Priya Menon launched CircleLoop out of a converted shopfront on Mann Street, Gosford, in February 2025 with $40,000 in seed funding and a single paying client. Eighteen months later, her platform manages organic waste logistics for more than 60 restaurants and cafés across the Central Coast, redirecting an estimated 4.2 tonnes of food scraps per week to regional composting operations and hobby farms from Wyong to Wamberal.
The timing is pointed. Hospitality operators across NSW are under growing pressure to divert organic waste from landfill as the state government's Food Organics and Garden Organics rollout accelerates through 2026, and the economics are finally working in favour of businesses that get the infrastructure right early. CircleLoop charges venues a $220 monthly subscription and takes a small logistics coordination fee per collection — a model Menon refined after two failed iterations that tried to charge farms instead of restaurants.
A Platform Built in Gosford's Backyard
Central Coast Council's Startup Central program, which operates out of the Kibble Park precinct in Gosford's CBD, gave CircleLoop its first desk space and connected Menon to the regional agribusiness network that eventually became her supply side. The program has supported 38 startups since 2023, and CircleLoop is the first to cross $500,000 in annualised revenue, according to figures the council's economic development office confirmed this week.
The matching algorithm at the core of the product is deceptively simple: venues log their weekly waste volumes and pickup windows through a mobile app, and the software pairs them with the nearest registered farm or composting operator based on capacity, geography and organic matter type. Coffee grounds, for instance, are routed differently from vegetable off-cuts. A dairy farm south of Wyong takes spent grain from two Erina Fair food court operators. A market gardener near Peats Ridge collects citrus and herb waste from three restaurants in the East Gosford dining strip.
The logistics are handled by a network of eight owner-operator drivers who use CircleLoop's routing tool on a gig basis — a structure Menon chose deliberately to keep fixed costs low while the platform scales. Driver earnings average around $680 per week based on current route volumes, she has said in previous industry presentations.

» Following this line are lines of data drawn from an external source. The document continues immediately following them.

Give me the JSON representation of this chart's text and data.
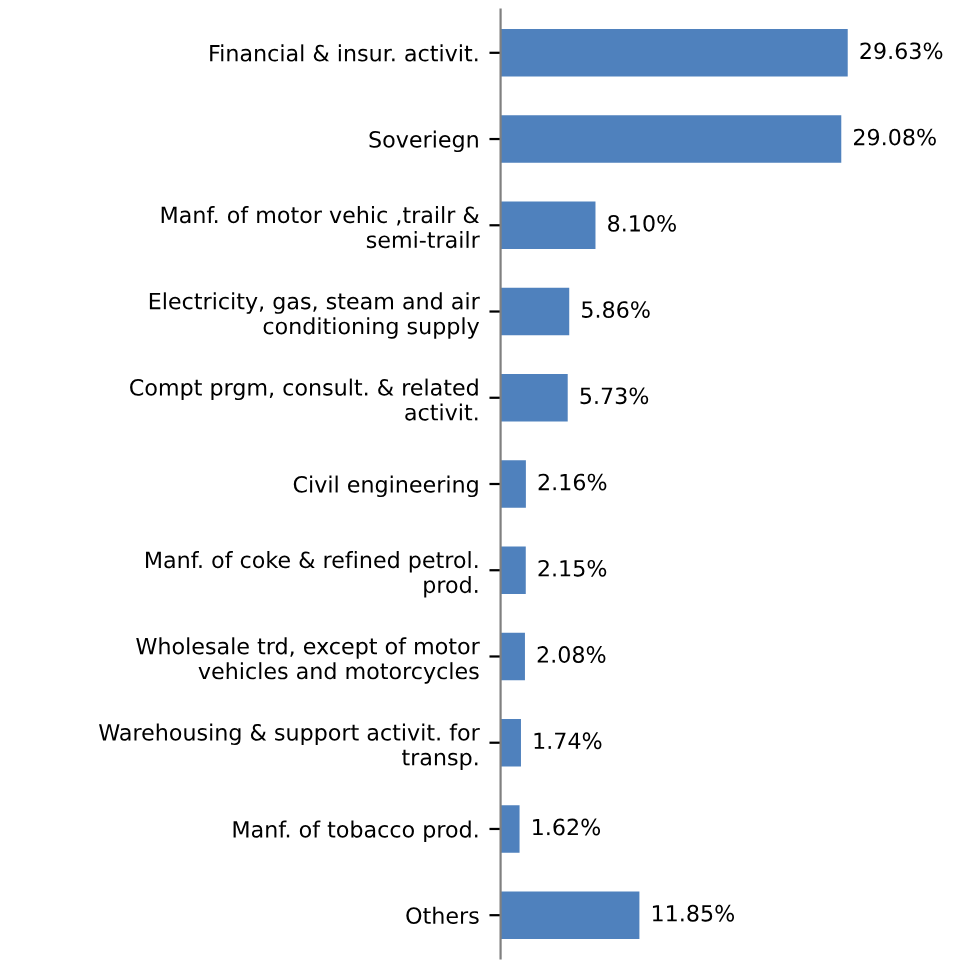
{
  "chart_data": {
    "type": "bar",
    "orientation": "horizontal",
    "categories": [
      "Financial & insur. activit.",
      "Soveriegn",
      "Manf. of motor vehic ,trailr & semi-trailr",
      "Electricity, gas, steam and air conditioning supply",
      "Compt prgm, consult. & related activit.",
      "Civil engineering",
      "Manf. of coke & refined petrol. prod.",
      "Wholesale trd, except of motor vehicles and motorcycles",
      "Warehousing & support activit. for transp.",
      "Manf. of tobacco prod.",
      "Others"
    ],
    "values": [
      29.63,
      29.08,
      8.1,
      5.86,
      5.73,
      2.16,
      2.15,
      2.08,
      1.74,
      1.62,
      11.85
    ],
    "value_labels": [
      "29.63%",
      "29.08%",
      "8.10%",
      "5.86%",
      "5.73%",
      "2.16%",
      "2.15%",
      "2.08%",
      "1.74%",
      "1.62%",
      "11.85%"
    ],
    "color": "#4f81bd",
    "tick_labels": "y",
    "grid": false,
    "legend": false
  }
}
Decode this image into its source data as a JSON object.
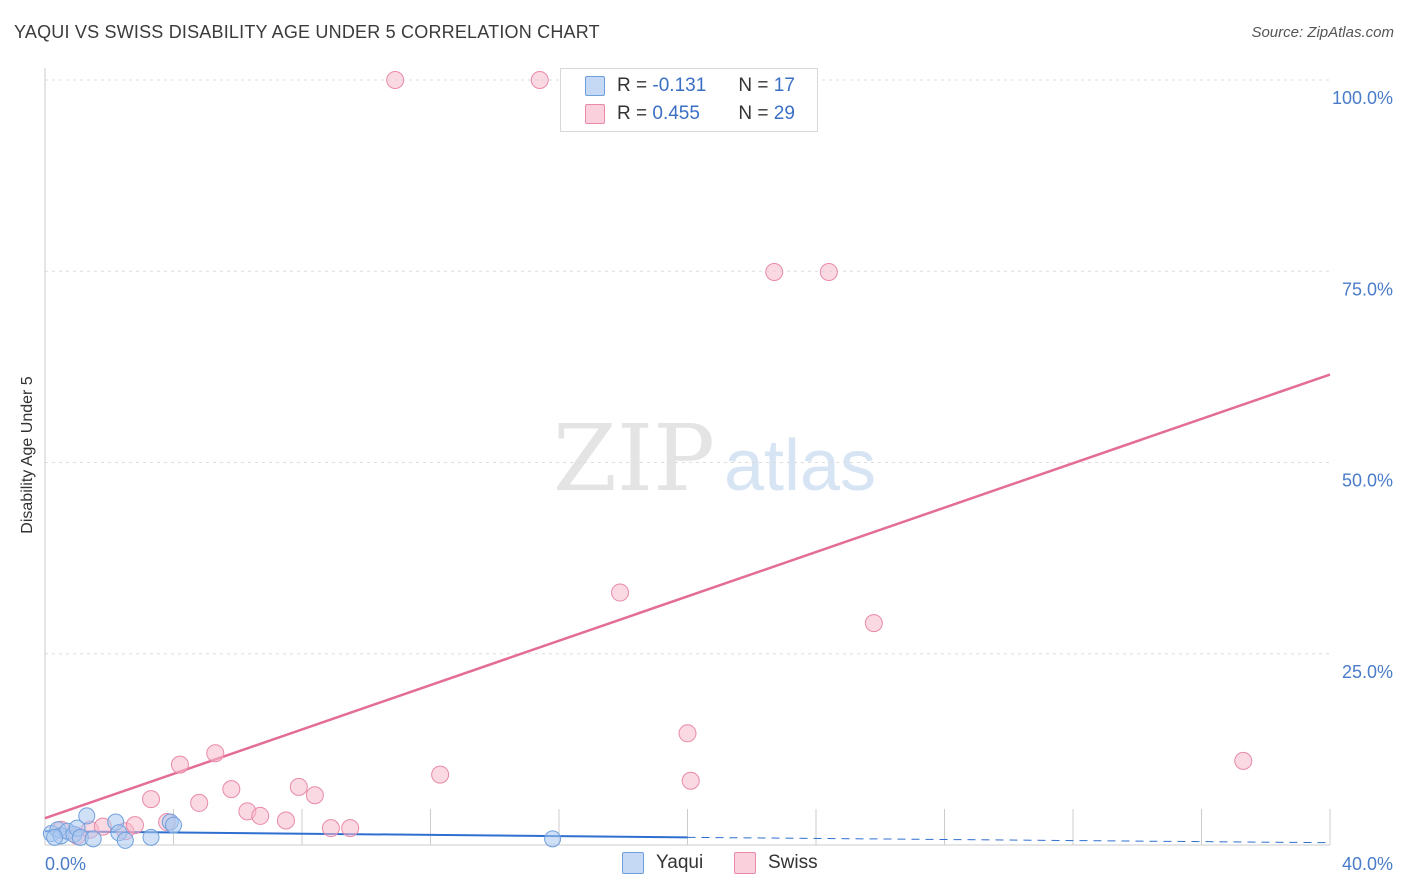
{
  "title": "YAQUI VS SWISS DISABILITY AGE UNDER 5 CORRELATION CHART",
  "source": "Source: ZipAtlas.com",
  "watermark": {
    "part1": "ZIP",
    "part2": "atlas"
  },
  "legend": {
    "rows": [
      {
        "r_label": "R =",
        "r_value": "-0.131",
        "n_label": "N =",
        "n_value": "17"
      },
      {
        "r_label": "R =",
        "r_value": "0.455",
        "n_label": "N =",
        "n_value": "29"
      }
    ]
  },
  "colors": {
    "yaqui_fill": "#a9c8f0",
    "yaqui_stroke": "#6f9fdc",
    "yaqui_line": "#2f6fcf",
    "swiss_fill": "#f7b9cc",
    "swiss_stroke": "#e98aa8",
    "swiss_line": "#e46d95",
    "tick": "#4a7cc9",
    "grid": "#dddddd"
  },
  "chart_data": {
    "type": "scatter",
    "title": "YAQUI VS SWISS DISABILITY AGE UNDER 5 CORRELATION CHART",
    "xlabel": "",
    "ylabel": "Disability Age Under 5",
    "xlim": [
      0,
      40
    ],
    "ylim": [
      0,
      100
    ],
    "x_tick_labels": [
      "0.0%",
      "40.0%"
    ],
    "y_ticks": [
      25,
      50,
      75,
      100
    ],
    "y_tick_labels": [
      "25.0%",
      "50.0%",
      "75.0%",
      "100.0%"
    ],
    "grid": true,
    "legend_position": "top-center",
    "series": [
      {
        "name": "Yaqui",
        "points": [
          [
            0.2,
            1.5
          ],
          [
            0.4,
            2.0
          ],
          [
            0.5,
            1.2
          ],
          [
            0.7,
            1.8
          ],
          [
            0.9,
            1.4
          ],
          [
            1.0,
            2.2
          ],
          [
            1.1,
            1.0
          ],
          [
            1.3,
            3.8
          ],
          [
            1.5,
            0.8
          ],
          [
            2.2,
            3.0
          ],
          [
            2.3,
            1.6
          ],
          [
            2.5,
            0.6
          ],
          [
            3.3,
            1.0
          ],
          [
            3.9,
            3.0
          ],
          [
            4.0,
            2.6
          ],
          [
            15.8,
            0.8
          ],
          [
            0.3,
            1.0
          ]
        ],
        "trend": {
          "x0": 0,
          "y0": 1.8,
          "x1": 20,
          "y1": 1.0,
          "dash_to": 40,
          "dash_y": 0.3
        }
      },
      {
        "name": "Swiss",
        "points": [
          [
            0.5,
            2.0
          ],
          [
            1.0,
            1.2
          ],
          [
            1.4,
            2.0
          ],
          [
            1.8,
            2.4
          ],
          [
            2.5,
            1.8
          ],
          [
            2.8,
            2.6
          ],
          [
            3.3,
            6.0
          ],
          [
            3.8,
            3.0
          ],
          [
            4.2,
            10.5
          ],
          [
            4.8,
            5.5
          ],
          [
            5.3,
            12.0
          ],
          [
            5.8,
            7.3
          ],
          [
            6.3,
            4.4
          ],
          [
            6.7,
            3.8
          ],
          [
            7.5,
            3.2
          ],
          [
            7.9,
            7.6
          ],
          [
            8.4,
            6.5
          ],
          [
            8.9,
            2.2
          ],
          [
            9.5,
            2.2
          ],
          [
            10.9,
            100.0
          ],
          [
            12.3,
            9.2
          ],
          [
            15.4,
            100.0
          ],
          [
            17.9,
            33.0
          ],
          [
            20.0,
            14.6
          ],
          [
            20.1,
            8.4
          ],
          [
            22.7,
            74.9
          ],
          [
            24.4,
            74.9
          ],
          [
            25.8,
            29.0
          ],
          [
            37.3,
            11.0
          ]
        ],
        "trend": {
          "x0": 0,
          "y0": 3.5,
          "x1": 40,
          "y1": 61.5
        }
      }
    ]
  }
}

What the Numbers Say — and What Comes Next
Australia's commercial food waste problem is stubborn. The federal government's National Food Waste Strategy Feasibility Study, updated in late 2024, estimated that Australian businesses collectively waste food worth $36.6 billion each year, with hospitality among the highest-volume sectors. State-level FOGO mandates are tightening, but the missing link in most regions is last-mile logistics infrastructure — precisely the gap CircleLoop is trying to fill.
On the Central Coast, where the council's own 2025 waste audit found that organic material still constituted 42 percent of commercial landfill contributions from the Gosford and Wyong areas, there is measurable headroom. Menon has been in conversations with Central Coast Council since March about a potential formal procurement arrangement that would give CircleLoop preferred-provider status for the council's own venue and event waste contracts, though no agreement has been signed.

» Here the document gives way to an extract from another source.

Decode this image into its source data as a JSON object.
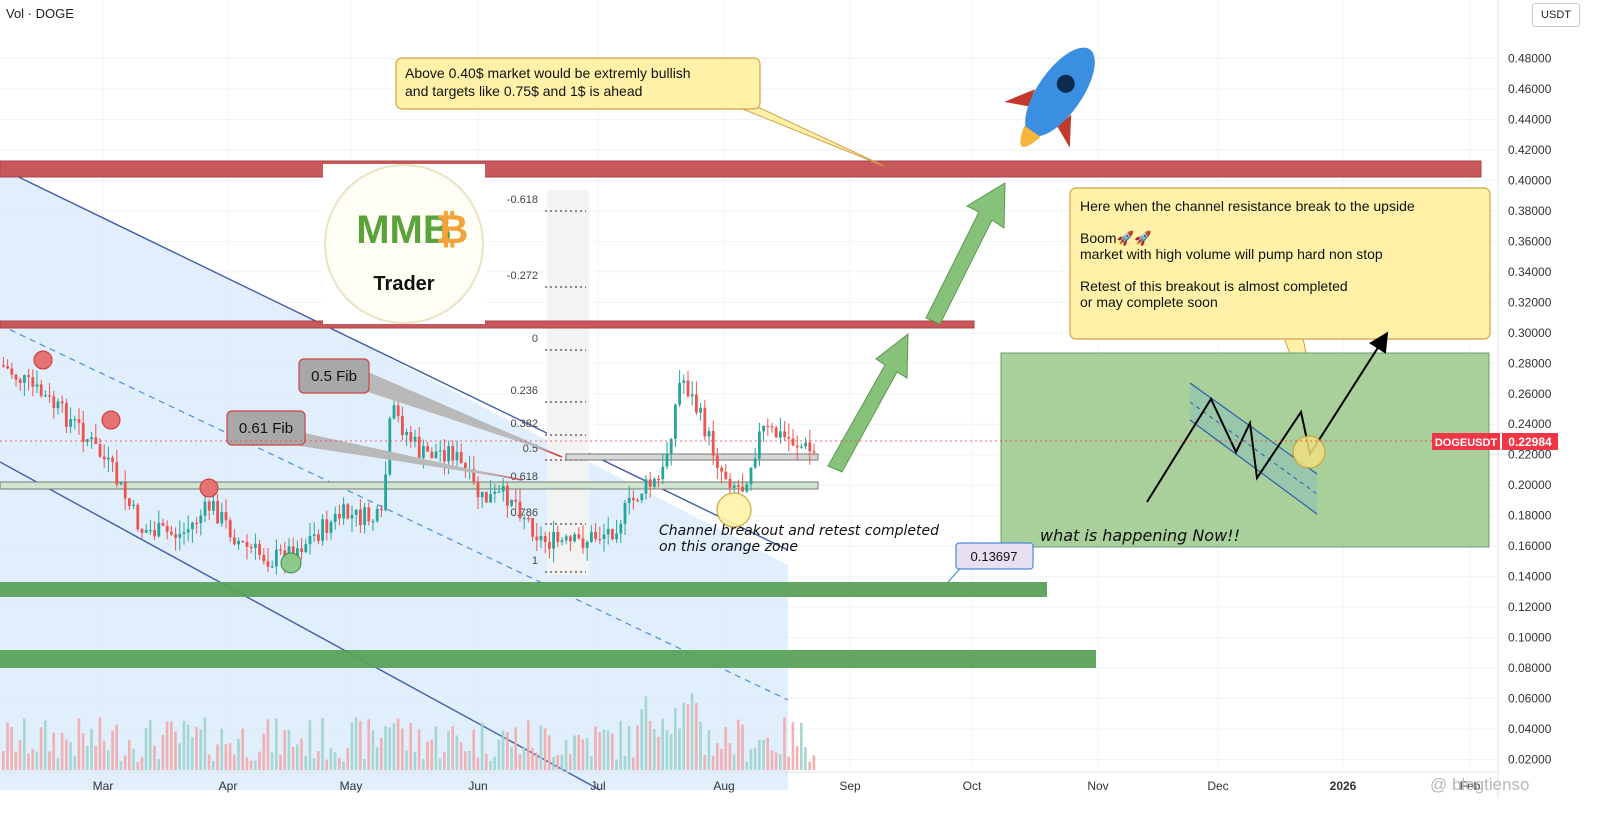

A $250,000 funding round is expected to close before the end of August, with two Sydney-based impact investment firms among the prospective backers. Menon has indicated the capital would fund a technical hire and expand the driver network into the Hunter Valley by the end of 2026.
For other founders watching from Startup Central's open-plan desks on Georgiana Terrace, the CircleLoop trajectory offers a practical template: pick a regulatory tailwind, build the infrastructure layer that government mandates create demand for, and price to the business that can most easily absorb the cost. Whether the platform can hold its competitive position once larger logistics players notice the FOGO opportunity is the question the next funding round will have to answer — but for now, a Gosford startup is moving faster than anyone expected.